Negative plays are all this defense has going for them. Anything else is going to be too much. Thankfully, between the pick-six and a couple of key third-down stops, they were able to keep Atlanta from making the game tightly contested in the fourth quarter. Romeo Crennel deserves some credit for the blitz looks he came up with to get two of those third-down stops, which generated free rushers at the quarterback:

When the offense plays like they play today, it doesn’t matter too much. But in tighter games, ones where Watson will presumably not hit all but four of his throws, the Texans are going to need every negative play they can cobble together.

4 — The nagging concerns

Coverage continues to remain quite loose.
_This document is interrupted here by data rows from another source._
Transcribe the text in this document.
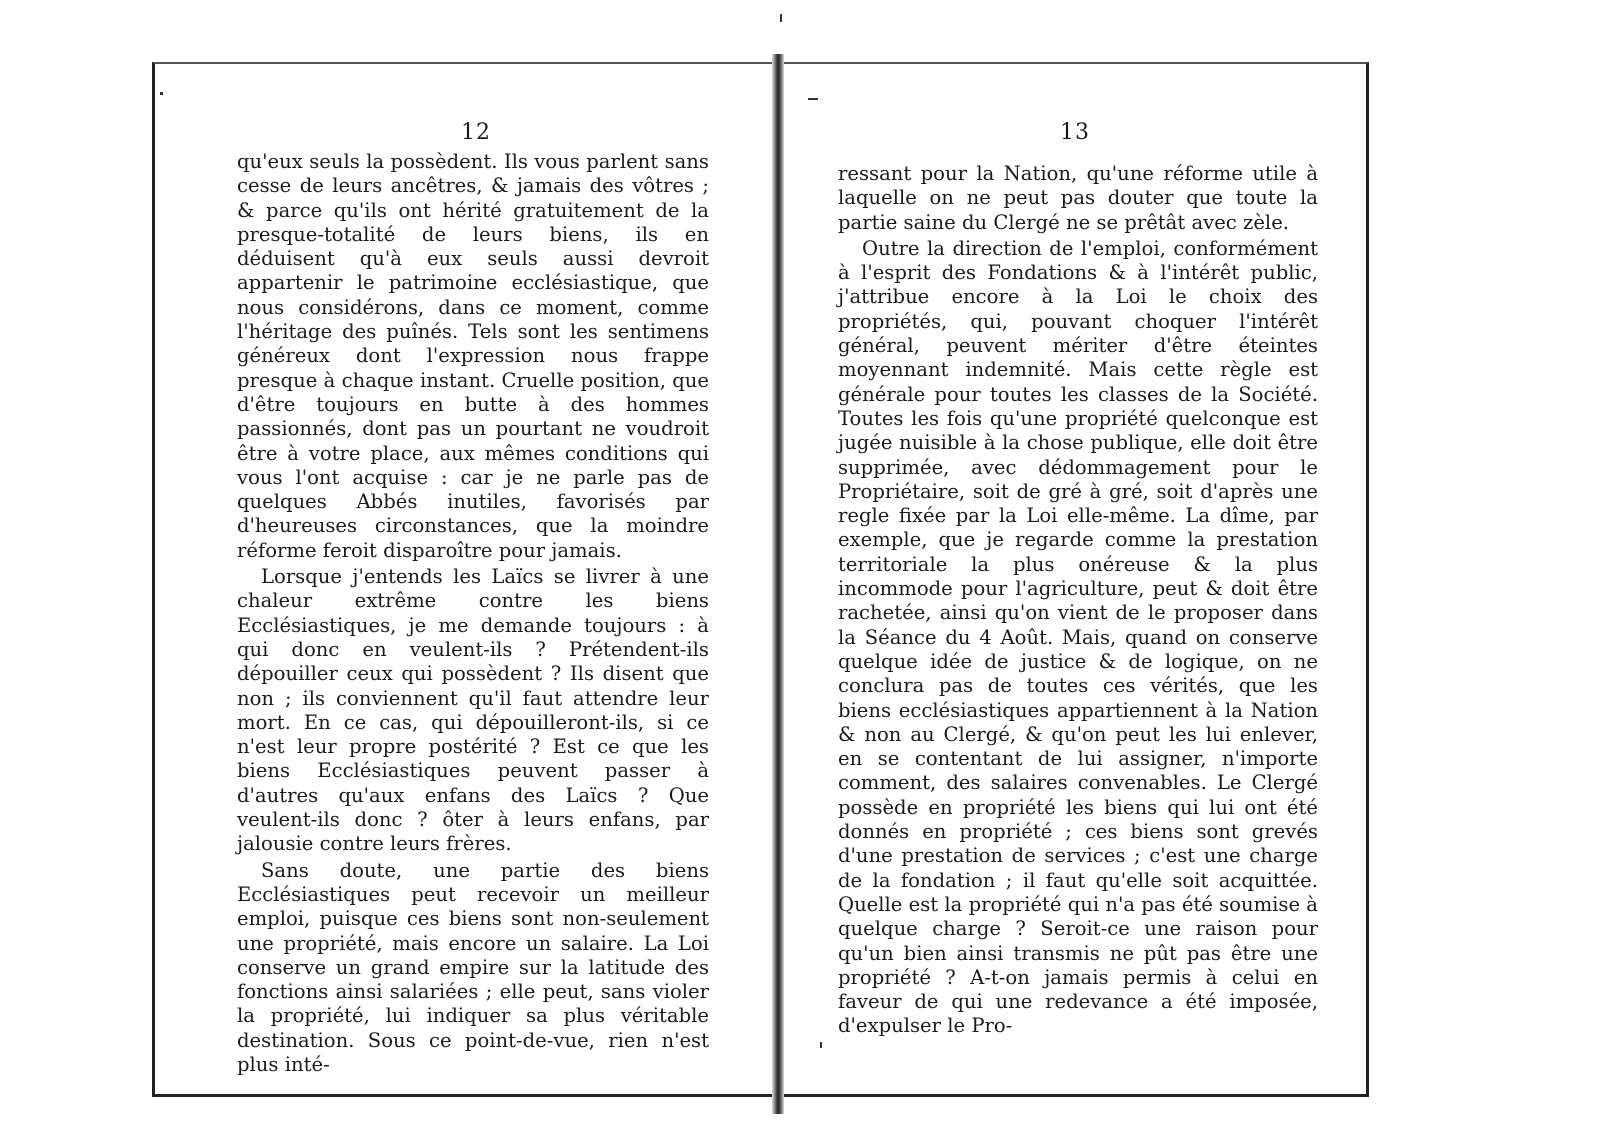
12

qu'eux seuls la possèdent. Ils vous parlent sans cesse de leurs ancêtres, & jamais des vôtres ; & parce qu'ils ont hérité gratuitement de la presque-totalité de leurs biens, ils en déduisent qu'à eux seuls aussi devroit appartenir le patrimoine ecclésiastique, que nous considérons, dans ce moment, comme l'héritage des puînés. Tels sont les sentimens généreux dont l'expression nous frappe presque à chaque instant. Cruelle position, que d'être toujours en butte à des hommes passionnés, dont pas un pourtant ne voudroit être à votre place, aux mêmes conditions qui vous l'ont acquise : car je ne parle pas de quelques Abbés inutiles, favorisés par d'heureuses circonstances, que la moindre réforme feroit disparoître pour jamais.

Lorsque j'entends les Laïcs se livrer à une chaleur extrême contre les biens Ecclésiastiques, je me demande toujours : à qui donc en veulent-ils ? Prétendent-ils dépouiller ceux qui possèdent ? Ils disent que non ; ils conviennent qu'il faut attendre leur mort. En ce cas, qui dépouilleront-ils, si ce n'est leur propre postérité ? Est ce que les biens Ecclésiastiques peuvent passer à d'autres qu'aux enfans des Laïcs ? Que veulent-ils donc ? ôter à leurs enfans, par jalousie contre leurs frères.

Sans doute, une partie des biens Ecclésiastiques peut recevoir un meilleur emploi, puisque ces biens sont non-seulement une propriété, mais encore un salaire. La Loi conserve un grand empire sur la latitude des fonctions ainsi salariées ; elle peut, sans violer la propriété, lui indiquer sa plus véritable destination. Sous ce point-de-vue, rien n'est plus inté-

13

ressant pour la Nation, qu'une réforme utile à laquelle on ne peut pas douter que toute la partie saine du Clergé ne se prêtât avec zèle.

Outre la direction de l'emploi, conformément à l'esprit des Fondations & à l'intérêt public, j'attribue encore à la Loi le choix des propriétés, qui, pouvant choquer l'intérêt général, peuvent mériter d'être éteintes moyennant indemnité. Mais cette règle est générale pour toutes les classes de la Société. Toutes les fois qu'une propriété quelconque est jugée nuisible à la chose publique, elle doit être supprimée, avec dédommagement pour le Propriétaire, soit de gré à gré, soit d'après une regle fixée par la Loi elle-même. La dîme, par exemple, que je regarde comme la prestation territoriale la plus onéreuse & la plus incommode pour l'agriculture, peut & doit être rachetée, ainsi qu'on vient de le proposer dans la Séance du 4 Août. Mais, quand on conserve quelque idée de justice & de logique, on ne conclura pas de toutes ces vérités, que les biens ecclésiastiques appartiennent à la Nation & non au Clergé, & qu'on peut les lui enlever, en se contentant de lui assigner, n'importe comment, des salaires convenables. Le Clergé possède en propriété les biens qui lui ont été donnés en propriété ; ces biens sont grevés d'une prestation de services ; c'est une charge de la fondation ; il faut qu'elle soit acquittée. Quelle est la propriété qui n'a pas été soumise à quelque charge ? Seroit-ce une raison pour qu'un bien ainsi transmis ne pût pas être une propriété ? A-t-on jamais permis à celui en faveur de qui une redevance a été imposée, d'expulser le Pro-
Lonnie Johnson was playing hurt and is a rookie asked to move across the line of scrimmage on this snap, but you simply can’t let a receiver get this free of a release in this coverage:

Some of Ryan’s throws were just flat-out off, rather than well-defensed. Obviously, hard to tell entirely from the tape, but I didn’t see many throws that the Texans negatively impacted outside of the one Julio Jones slant that Johnathan Joseph and Zach Cunningham sandwiched Jones on. Take this pass on second-and-20:

I don’t know that we’re going to see a team with a good quarterback held under 250 yards this year. Pace and tempo matter a lot to that statement, but the Texans don’t have an emerging corner or defensive back that is fixing to come on and save them. They have Mike Adams. They have Keion Crossen. There’s not a lot of hope that the coverage will be able to do much but stay passive and mix in the occasional change-of-pace press play. When they do, they have to have better from Johnson than he showed on that play.

Special teams continues to be a concern. Kaimi Fairbairn has missed a season’s worth of kicks for some kickers in the last three weeks. DeAndre Carter’s fumble nearly imploded the Texans before Watson brought them back from brink with a flawless closeout drive.

The Chiefs are looming, and the Texans have picked up the pace just in time. Could we have a shootout to rival the Rams-Chiefs on Monday Night Football last year? Or, was this a one week flash-in-the-pan?

It’s going to be an interesting week.